The roofline looked like a continuous line that flowed with the shape of the hill; the West end of the roof sloped down almost to the ground. The cantilevered balcony stretched into the trees as though it was a branch connecting the trees to the home. While Wright designed the home he made sure not to disturb any of the trees by building around them.He wanted the trees to emerge from the roofline as if they were growing from it. In the courtyard garden White Pine trees were planted so their branches would parallel the stonewall.
When they were removed some years later it became immediately evident that they were apart of the design because the flow of the garden had changed. Wright took every aspect of nature into consideration when design the home. Wright even changed the entrance of the home when automobiles were made so the exhaust, dust, and noise wouldn’t travel into the home penetrating it with its unnatural physique.When you walk into the home you feel a sense of oneness with the land because you have a feeling of being outside wherever you go. In every room you can see the gardens and valley views from the large windows and full-length glass doors.
The living room is a main centerpiece of the home tying the whole home together. It has the largest and best views of the large valley. The fireplace and bookshelf at the back of the room are slightly curved to match the exact turn the Wisconsin River makes. Wright elt that Taliesin was not an imageable place but the views from the inside were what he wanted people to remember. Taliesin is structurally asymmetrical and discontinuous but if you look at the house and the hill together they seem to have a marriage of architecture and nature that are completely interdependent on each other.

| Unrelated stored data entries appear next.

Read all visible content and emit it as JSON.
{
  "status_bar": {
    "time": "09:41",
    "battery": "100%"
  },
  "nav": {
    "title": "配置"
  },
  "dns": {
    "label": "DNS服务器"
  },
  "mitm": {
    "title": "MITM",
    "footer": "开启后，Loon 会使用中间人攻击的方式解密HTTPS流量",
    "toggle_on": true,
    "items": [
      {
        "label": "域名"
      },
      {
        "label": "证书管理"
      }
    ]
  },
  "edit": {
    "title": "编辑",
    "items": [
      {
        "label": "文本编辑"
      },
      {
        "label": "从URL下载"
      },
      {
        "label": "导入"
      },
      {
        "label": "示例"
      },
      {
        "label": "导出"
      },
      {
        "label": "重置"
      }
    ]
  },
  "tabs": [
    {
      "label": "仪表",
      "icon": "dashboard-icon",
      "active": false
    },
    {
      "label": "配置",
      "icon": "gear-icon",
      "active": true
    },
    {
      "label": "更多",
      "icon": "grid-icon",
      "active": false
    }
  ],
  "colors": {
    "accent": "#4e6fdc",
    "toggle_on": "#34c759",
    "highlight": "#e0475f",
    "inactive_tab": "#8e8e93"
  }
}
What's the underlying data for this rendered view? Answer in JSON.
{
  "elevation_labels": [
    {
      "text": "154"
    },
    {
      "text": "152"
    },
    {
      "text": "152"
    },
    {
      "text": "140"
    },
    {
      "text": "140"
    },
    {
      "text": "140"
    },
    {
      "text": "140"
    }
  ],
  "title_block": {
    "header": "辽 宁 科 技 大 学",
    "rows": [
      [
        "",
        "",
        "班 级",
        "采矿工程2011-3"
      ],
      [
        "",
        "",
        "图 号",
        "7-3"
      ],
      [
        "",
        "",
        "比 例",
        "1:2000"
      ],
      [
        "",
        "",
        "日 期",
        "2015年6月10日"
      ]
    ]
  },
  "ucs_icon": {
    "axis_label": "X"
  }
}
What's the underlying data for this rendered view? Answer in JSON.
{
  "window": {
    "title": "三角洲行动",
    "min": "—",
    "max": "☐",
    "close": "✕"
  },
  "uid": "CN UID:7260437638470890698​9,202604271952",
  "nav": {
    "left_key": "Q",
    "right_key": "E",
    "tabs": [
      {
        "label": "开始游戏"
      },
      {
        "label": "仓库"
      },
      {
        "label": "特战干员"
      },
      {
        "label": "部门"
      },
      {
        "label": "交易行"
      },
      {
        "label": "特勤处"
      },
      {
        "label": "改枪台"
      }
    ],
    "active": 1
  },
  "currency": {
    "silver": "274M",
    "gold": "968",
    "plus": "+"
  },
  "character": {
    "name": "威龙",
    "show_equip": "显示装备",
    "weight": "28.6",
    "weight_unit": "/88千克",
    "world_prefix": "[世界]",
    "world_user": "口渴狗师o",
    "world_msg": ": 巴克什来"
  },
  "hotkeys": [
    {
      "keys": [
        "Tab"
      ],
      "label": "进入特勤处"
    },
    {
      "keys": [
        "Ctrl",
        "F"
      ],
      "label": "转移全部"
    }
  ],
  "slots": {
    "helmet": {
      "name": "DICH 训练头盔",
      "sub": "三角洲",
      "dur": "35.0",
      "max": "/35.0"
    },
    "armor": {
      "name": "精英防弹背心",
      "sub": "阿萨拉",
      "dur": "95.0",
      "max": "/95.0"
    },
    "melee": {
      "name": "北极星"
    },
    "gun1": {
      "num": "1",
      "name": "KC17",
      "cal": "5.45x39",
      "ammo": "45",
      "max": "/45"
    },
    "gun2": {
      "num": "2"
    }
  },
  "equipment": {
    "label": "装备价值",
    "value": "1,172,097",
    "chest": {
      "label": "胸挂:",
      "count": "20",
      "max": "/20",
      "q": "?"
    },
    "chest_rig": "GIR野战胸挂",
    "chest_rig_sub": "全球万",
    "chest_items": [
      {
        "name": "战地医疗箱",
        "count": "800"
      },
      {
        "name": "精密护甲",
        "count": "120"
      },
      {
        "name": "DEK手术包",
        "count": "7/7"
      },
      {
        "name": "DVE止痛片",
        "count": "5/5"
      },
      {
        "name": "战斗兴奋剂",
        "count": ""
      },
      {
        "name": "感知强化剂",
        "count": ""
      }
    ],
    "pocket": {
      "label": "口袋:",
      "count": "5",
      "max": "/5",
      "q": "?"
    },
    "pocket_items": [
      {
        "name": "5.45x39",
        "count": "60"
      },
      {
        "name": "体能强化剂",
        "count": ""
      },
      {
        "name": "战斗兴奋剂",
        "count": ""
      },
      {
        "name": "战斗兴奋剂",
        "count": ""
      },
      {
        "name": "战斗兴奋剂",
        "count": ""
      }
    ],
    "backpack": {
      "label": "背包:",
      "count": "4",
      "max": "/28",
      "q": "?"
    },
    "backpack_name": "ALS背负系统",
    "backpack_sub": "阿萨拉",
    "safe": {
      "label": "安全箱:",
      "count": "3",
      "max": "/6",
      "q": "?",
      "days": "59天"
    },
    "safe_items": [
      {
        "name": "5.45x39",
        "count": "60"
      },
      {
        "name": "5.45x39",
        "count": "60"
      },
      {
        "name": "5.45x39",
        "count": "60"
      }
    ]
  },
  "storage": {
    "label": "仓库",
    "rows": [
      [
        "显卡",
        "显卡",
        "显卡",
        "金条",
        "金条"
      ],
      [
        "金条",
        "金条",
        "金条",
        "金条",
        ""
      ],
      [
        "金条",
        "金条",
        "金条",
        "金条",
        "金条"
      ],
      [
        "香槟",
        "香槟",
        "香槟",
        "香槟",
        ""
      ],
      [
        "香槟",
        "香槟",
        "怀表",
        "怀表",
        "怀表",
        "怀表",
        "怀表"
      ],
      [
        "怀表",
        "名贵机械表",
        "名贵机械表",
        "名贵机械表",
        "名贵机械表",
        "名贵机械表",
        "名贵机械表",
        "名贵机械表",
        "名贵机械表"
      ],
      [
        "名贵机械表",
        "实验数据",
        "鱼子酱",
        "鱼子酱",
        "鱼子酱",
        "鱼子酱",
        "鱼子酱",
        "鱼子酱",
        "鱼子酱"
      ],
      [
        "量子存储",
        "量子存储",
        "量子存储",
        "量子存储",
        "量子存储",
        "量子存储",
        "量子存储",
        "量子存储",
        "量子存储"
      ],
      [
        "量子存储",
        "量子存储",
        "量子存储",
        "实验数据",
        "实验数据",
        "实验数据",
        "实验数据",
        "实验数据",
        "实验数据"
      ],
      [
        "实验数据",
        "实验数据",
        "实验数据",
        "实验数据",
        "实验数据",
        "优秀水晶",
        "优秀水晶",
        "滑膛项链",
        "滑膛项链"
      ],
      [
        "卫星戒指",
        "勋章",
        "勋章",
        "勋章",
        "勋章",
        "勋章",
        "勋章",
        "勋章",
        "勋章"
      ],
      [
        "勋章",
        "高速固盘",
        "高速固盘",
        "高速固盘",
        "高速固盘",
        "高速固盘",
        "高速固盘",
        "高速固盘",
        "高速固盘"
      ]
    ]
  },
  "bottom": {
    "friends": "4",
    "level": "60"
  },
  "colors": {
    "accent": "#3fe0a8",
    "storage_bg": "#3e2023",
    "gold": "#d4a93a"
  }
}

Wright stated that he intended Taliesin to be, “a natural house, not as caves and log-cabins were natural but native in spirit and making” (Menocal, 1992, pg. 16), which he most certainly accomplished with his style of organic architecture.The way Frank Lloyd Wright paid attention to every aspect of nature while designing his Taliesin home sparked the eye of many architects. He has influenced the way other architects, including myself, look at design and has inspired many of their designs. He influenced my own view on architecture and why I wanted to be one.
I hope to make some contribution to the architecture world, whether it be influencing a child to become an architect or become a famous worldwide as Frank Lloyd Wright has done.